L'avenir du Soudan, objet de toutes les inquiétudes à l'ONU

Par La rédaction

NEW YORK (AFP)

La très probable séparation du Soudan en deux Etats et les risques qu'elle génère pour la paix en Afrique seront vendredi au centre de toutes les inquiétudes lors d'un sommet en présence de Barack Obama.

Le président américain a déjà fait savoir qu'il allait adresser un message "vigoureux" sur la nécessité d'organiser en temps et heure le référendum crucial de janvier 2011.

Les présidents rwandais, éthiopien, kényan, ougandais, gabonais, les deux vice-présidents soudanais, le Premier ministre néerlandais, le vice-Premier ministre britannique, les ministres des Affaires étrangères de France, d'Allemagne, de Norvège, d'Inde, d'Egypte, du Brésil, du Japon et du Canada seront présents à ce sommet.

Le sujet nécessite "une vraie gestion de la communauté internationale et des pays voisins", particulièrement dans les trois mois qui restent, avertit une source diplomatique occidentale.

Les Sud-Soudanais devront choisir le 9 janvier entre leur indépendance et le maintien dans le Soudan actuel.Selon tous les observateurs, l'indépendance l'emportera dans cette région chrétienne et animiste durement éprouvée par une guerre de 20 ans contre Khartoum.

Deux millions de personnes ont péri lors du conflit, alimenté par des dissensions ethniques, idéologiques, religieuses et liées aux ressources énergétiques, notamment le pétrole.

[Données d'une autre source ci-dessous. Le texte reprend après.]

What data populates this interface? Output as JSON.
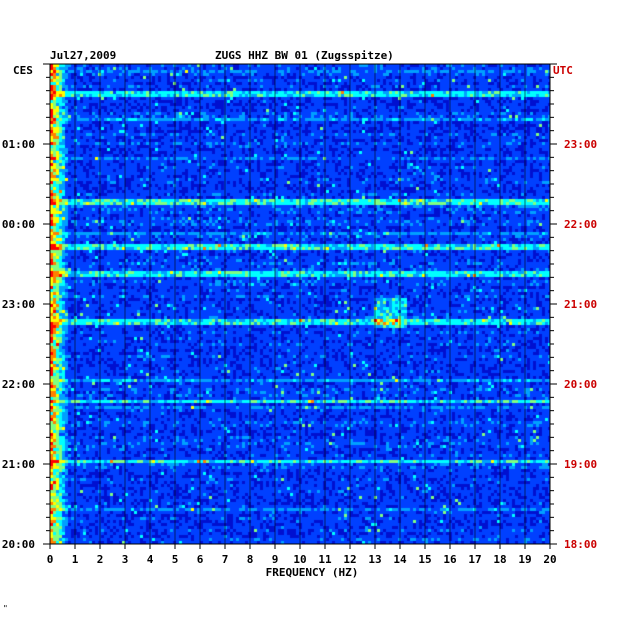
{
  "header": {
    "date": "Jul27,2009",
    "station": "ZUGS HHZ BW 01 (Zugsspitze)",
    "left_tz": "CES",
    "right_tz": "UTC"
  },
  "footer": {
    "corner_mark": "\""
  },
  "colors": {
    "background_blue": "#0000c8",
    "text_black": "#000000",
    "utc_red": "#cc0000",
    "colormap": [
      "#0010d0",
      "#0040ff",
      "#00a0ff",
      "#00ffff",
      "#80ff80",
      "#ffff00",
      "#ff8000",
      "#ff0000"
    ]
  },
  "chart_data": {
    "type": "heatmap",
    "title": "ZUGS HHZ BW 01 (Zugsspitze)",
    "date": "Jul27,2009",
    "xlabel": "FREQUENCY (HZ)",
    "xlim": [
      0,
      20
    ],
    "x_ticks": [
      "0",
      "1",
      "2",
      "3",
      "4",
      "5",
      "6",
      "7",
      "8",
      "9",
      "10",
      "11",
      "12",
      "13",
      "14",
      "15",
      "16",
      "17",
      "18",
      "19",
      "20"
    ],
    "left_axis": {
      "label": "CES",
      "ticks": [
        "01:00",
        "00:00",
        "23:00",
        "22:00",
        "21:00",
        "20:00"
      ],
      "tick_hours_from_top": [
        1,
        2,
        3,
        4,
        5,
        6
      ]
    },
    "right_axis": {
      "label": "UTC",
      "ticks": [
        "23:00",
        "22:00",
        "21:00",
        "20:00",
        "19:00",
        "18:00"
      ],
      "tick_hours_from_top": [
        1,
        2,
        3,
        4,
        5,
        6
      ]
    },
    "time_span_hours": 6,
    "minor_ticks_per_hour": 6,
    "spectral_features": {
      "low_frequency_energy_hz": [
        0,
        0.7
      ],
      "strong_horizontal_events_hours_from_top": [
        0.35,
        1.72,
        2.27,
        2.62,
        3.2,
        4.2,
        4.95
      ],
      "band_14hz_hours_from_top": [
        2.9,
        3.3
      ]
    }
  }
}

Jonas Gahr Stoere, ministre des Affaires étrangères de la Norvège qui avait parrainé avec les Etats-Unis et le Royaume-Uni l'accord de paix de 2005 entre Khartoum et l'ex-rébellion du Sud, a prévenu que "si les choses tournent mal, les conséquences déborderont largement du Soudan".

Les préparatifs du vote ont pris du retard et les Etats-Unis menacent de prendre des sanctions supplémentaires contre le Soudan, en plus de celles prises à cause du Darfour, si Khartoum n'assure pas un bon déroulement du référendum.Ils font miroiter des investissements si ce pays obtempère.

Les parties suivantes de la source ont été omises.